Yine de bir düzine şarkıda bulunabilecek çok sayıda mücevher var. “Chasing Light” ideal dinamiklere sahip. Rifflerin yoğunluğundan James’in ne demek istediğini duyabilirsiniz. Ne yazık ki bugün solo, James’in sözleriyle büyük bir tezat oluşturan 1983’teki “Jump in the Fire” kadar yaratıcı. Ne de olsa seksenlerin karikatürize temalarından uzak duruyor. Bu, o zamanlar eve biraz fazla yakındı, çünkü “Chasing Light” solistin yalnız çocukluğu hakkında. Albümün adı da buradan geliyor. 72 mevsim, hayatının ilk on sekiz yılını simgeliyor. Ayrıca “Çok Uzak mı?” adımı yaklaşık beş dakika sıkı tutar. Metallica, 1986’daki “Tek Kullanımlık Kahramanlar”dan bu yana bir çizgiyi düzgün bir şekilde kapatmakta zorlanıyor. Burada Amerikalılar, altı dakikayı geçmek zorunda kalmadan bunu yapabileceklerini bir kez daha gösteriyorlar. “Room of Mirrors” kadar yoğun bir şarkı için muhtemelen 1989’daki “One”a geri dönmeliyiz ve beyefendiler her riften tekrar geçmek yerine tellerini zamanında bıraktılar. Burada katarsise çoktan ulaşıldı, ancak ne yazık ki “Inamorata” parçasını kapatırken yapılması gereken bazı şeyler var. ‘Numaralandırma’ olarak adlandırılması daha iyi olur, çünkü burada gerçekten gereksiz genişletilmiştir. Sessiz orta kısım çok güzel çıktı, ancak örneğin “Screaming Suicide” da daha iyi işlendi.
operasyon 72 Mevsim Metallica nihayet yeniden sağlam bir metal grubu olduğunu gösteriyor.

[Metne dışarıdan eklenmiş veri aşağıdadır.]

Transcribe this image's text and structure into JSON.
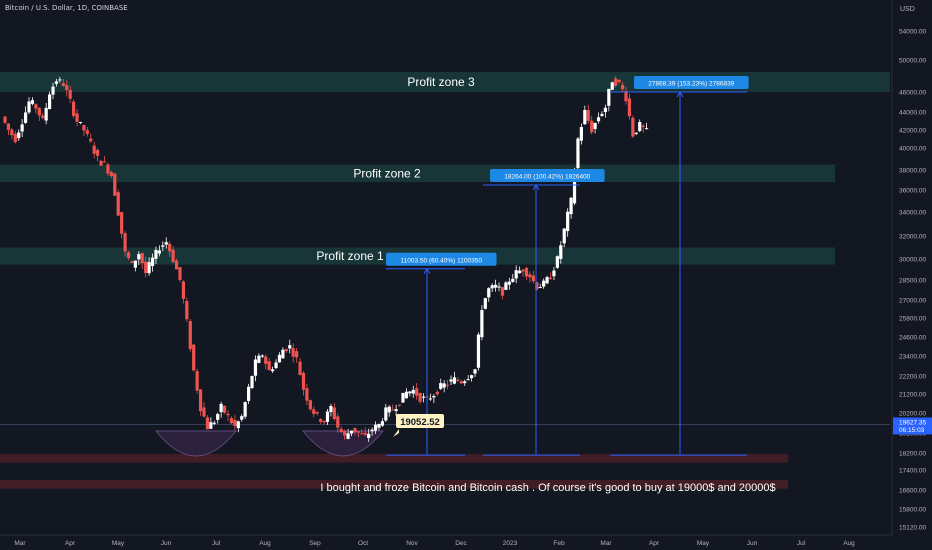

Onlarca yıldır ilk kez, kendi yarattıklarına yeniden gerçekten inanıyor gibi görünüyorlar. Bunu neredeyse kelimenin tam anlamıyla, giderek daha yükseklere ulaşan sanatsal video kliplerde görebilirsiniz. Amerikalılar, olabildiğince sağlam bir albüm yapmak için stüdyoda bir liste yapmış olmalılar. Tıpkı 90’ların stadyum rock’ı gibi gençlik yıllarının enerjisi orada.Sık sık aralara girilmesine rağmen yazı yine büyüleyici görünüyor. Prodüksiyon birinci sınıf ve tema en azını söylemeyi bırakıyor lulu mil geride. Kalp ve zihin (genellikle) James Hetfield ile uyumludur. Rekorun tartışmasız yıldızıdır. Üç meslektaşının hala takip edebilmesi zaten bir başarı.
Facebook / instagram / İnternet sitesi / twitter
En sevdiğimiz şarkı olan “Chasing Light”ı keşfedin. 72 Mevsimbizim Plaka oynatma listesinden görüntü Spotify’ı aç.